Professor Walmsley walked the audience through the steps he and his team took to create a product from a genetoxicity assay, highlighting key questions a scientist has to ask himself/herself when validating a scientific product to make sure that they’ve developed what the market needs and wants. He very candidly discussed how an opportune encounter with big pharma executives at an academic conference eventually led him on his trajectory towards becoming an entrepreneur. He described the process of applying for patents, developing marketing strategies, and securing funding and other support from a range of sources including national research council grants, a cash prize from the UK’s first BioBusiness plan competition and collaborations with big pharma - illustrating the flexible nature of how scientific entrepreneurs can finance the costs of discovery and development that are accrued before a single product is even launched or a profit is made.
Interactive Break-out Sessions
The speaker presentations were followed by break-out sessions that were tailored to the audience’s needs.
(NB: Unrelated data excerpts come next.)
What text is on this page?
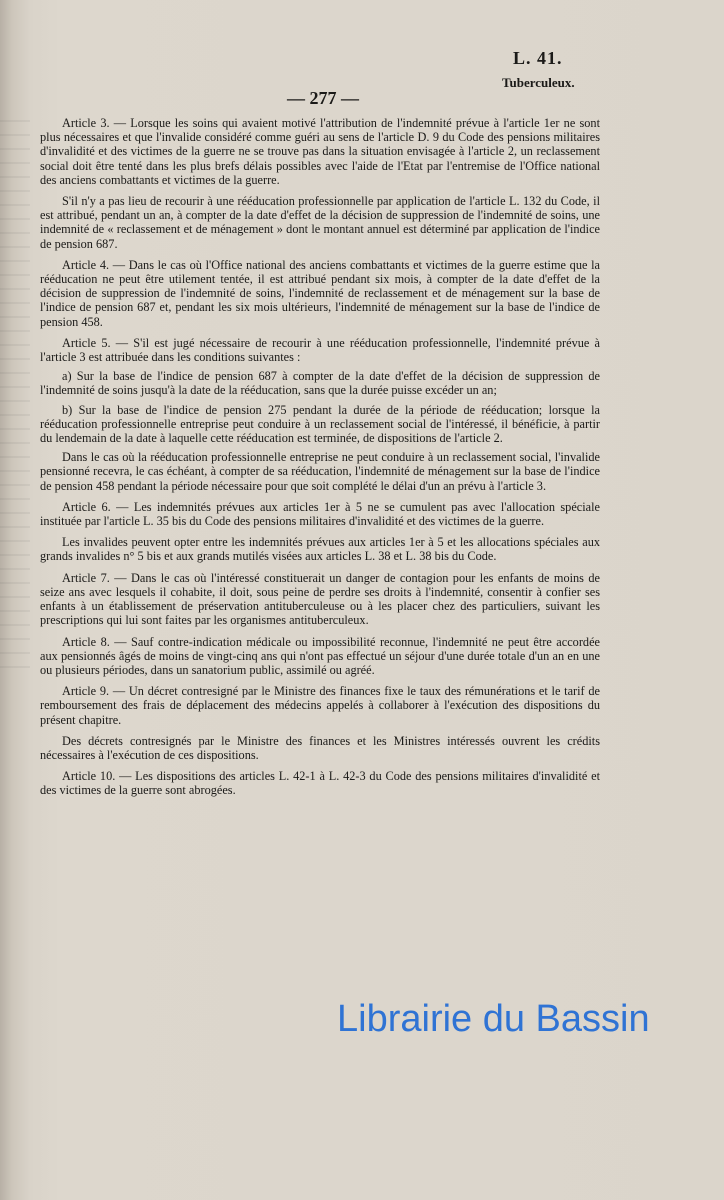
L. 41.
Tuberculeux.
— 277 —

Article 3. — Lorsque les soins qui avaient motivé l'attribution de l'indemnité prévue à l'article 1er ne sont plus nécessaires et que l'invalide considéré comme guéri au sens de l'article D. 9 du Code des pensions militaires d'invalidité et des victimes de la guerre ne se trouve pas dans la situation envisagée à l'article 2, un reclassement social doit être tenté dans les plus brefs délais possibles avec l'aide de l'Etat par l'entremise de l'Office national des anciens combattants et victimes de la guerre.

S'il n'y a pas lieu de recourir à une rééducation professionnelle par application de l'article L. 132 du Code, il est attribué, pendant un an, à compter de la date d'effet de la décision de suppression de l'indemnité de soins, une indemnité de « reclassement et de ménagement » dont le montant annuel est déterminé par application de l'indice de pension 687.

Article 4. — Dans le cas où l'Office national des anciens combattants et victimes de la guerre estime que la rééducation ne peut être utilement tentée, il est attribué pendant six mois, à compter de la date d'effet de la décision de suppression de l'indemnité de soins, l'indemnité de reclassement et de ménagement sur la base de l'indice de pension 687 et, pendant les six mois ultérieurs, l'indemnité de ménagement sur la base de l'indice de pension 458.

Article 5. — S'il est jugé nécessaire de recourir à une rééducation professionnelle, l'indemnité prévue à l'article 3 est attribuée dans les conditions suivantes :

a) Sur la base de l'indice de pension 687 à compter de la date d'effet de la décision de suppression de l'indemnité de soins jusqu'à la date de la rééducation, sans que la durée puisse excéder un an;

b) Sur la base de l'indice de pension 275 pendant la durée de la période de rééducation; lorsque la rééducation professionnelle entreprise peut conduire à un reclassement social de l'intéressé, il bénéficie, à partir du lendemain de la date à laquelle cette rééducation est terminée, de dispositions de l'article 2.

Dans le cas où la rééducation professionnelle entreprise ne peut conduire à un reclassement social, l'invalide pensionné recevra, le cas échéant, à compter de sa rééducation, l'indemnité de ménagement sur la base de l'indice de pension 458 pendant la période nécessaire pour que soit complété le délai d'un an prévu à l'article 3.

Article 6. — Les indemnités prévues aux articles 1er à 5 ne se cumulent pas avec l'allocation spéciale instituée par l'article L. 35 bis du Code des pensions militaires d'invalidité et des victimes de la guerre.

Les invalides peuvent opter entre les indemnités prévues aux articles 1er à 5 et les allocations spéciales aux grands invalides n° 5 bis et aux grands mutilés visées aux articles L. 38 et L. 38 bis du Code.

Article 7. — Dans le cas où l'intéressé constituerait un danger de contagion pour les enfants de moins de seize ans avec lesquels il cohabite, il doit, sous peine de perdre ses droits à l'indemnité, consentir à confier ses enfants à un établissement de préservation antituberculeuse ou à les placer chez des particuliers, suivant les prescriptions qui lui sont faites par les organismes antituberculeux.

Article 8. — Sauf contre-indication médicale ou impossibilité reconnue, l'indemnité ne peut être accordée aux pensionnés âgés de moins de vingt-cinq ans qui n'ont pas effectué un séjour d'une durée totale d'un an en une ou plusieurs périodes, dans un sanatorium public, assimilé ou agréé.

Article 9. — Un décret contresigné par le Ministre des finances fixe le taux des rémunérations et le tarif de remboursement des frais de déplacement des médecins appelés à collaborer à l'exécution des dispositions du présent chapitre.

Des décrets contresignés par le Ministre des finances et les Ministres intéressés ouvrent les crédits nécessaires à l'exécution de ces dispositions.

Article 10. — Les dispositions des articles L. 42-1 à L. 42-3 du Code des pensions militaires d'invalidité et des victimes de la guerre sont abrogées.

Librairie du Bassin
Those with an interest in learning how to use the Value Proposition canvas (but had no business idea currently in the works) were guided through a case study demonstration led by Professor Walmsley and NBI’s Mohammad El Hajj. The end result was a value proposition of Gentronix’s GreenScreenHC created and refined by the team of workshop attendees.
The second break-out session, led by Dr Dan Jones and Ms. Ellie Buckley, provided a space for attendees currently working on developing their business ideas to receive personalised feedback from the session leaders. The session began with Dr Jones sharing the story of his University of Liverpool spin-out, Fusion Implants, continuing directly into the one-on-one sessions with attendees. Attendees worked individually or with their business partners on refining the value proposition canvas for their ventures.
Dr. Jones and Ms. Buckley were each able to engage in one-on-one discussions with all attendees. As mentors, they helped each entrepreneur highlight the positive aspects of their business proposals, but also encouraged a continuing thinking process to ensure that their ideas were leading them in the right direction based on their expertise. There was a general sense of support and encouragement in the room, and each individual or team of business partners was able to progress and improve their value proposition and business idea on the whole.
By the end of the workshop, attendees became familiar with the Value Proposition canvas, how it fits into a larger Business Model, and how it has been applied to the product development and innovation trajectories of real-world scientific enterprises. This dynamic afternoon culminated with a catered networking reception where attendees informally mingled with fellow entrepreneurial researchers as well as guest speakers.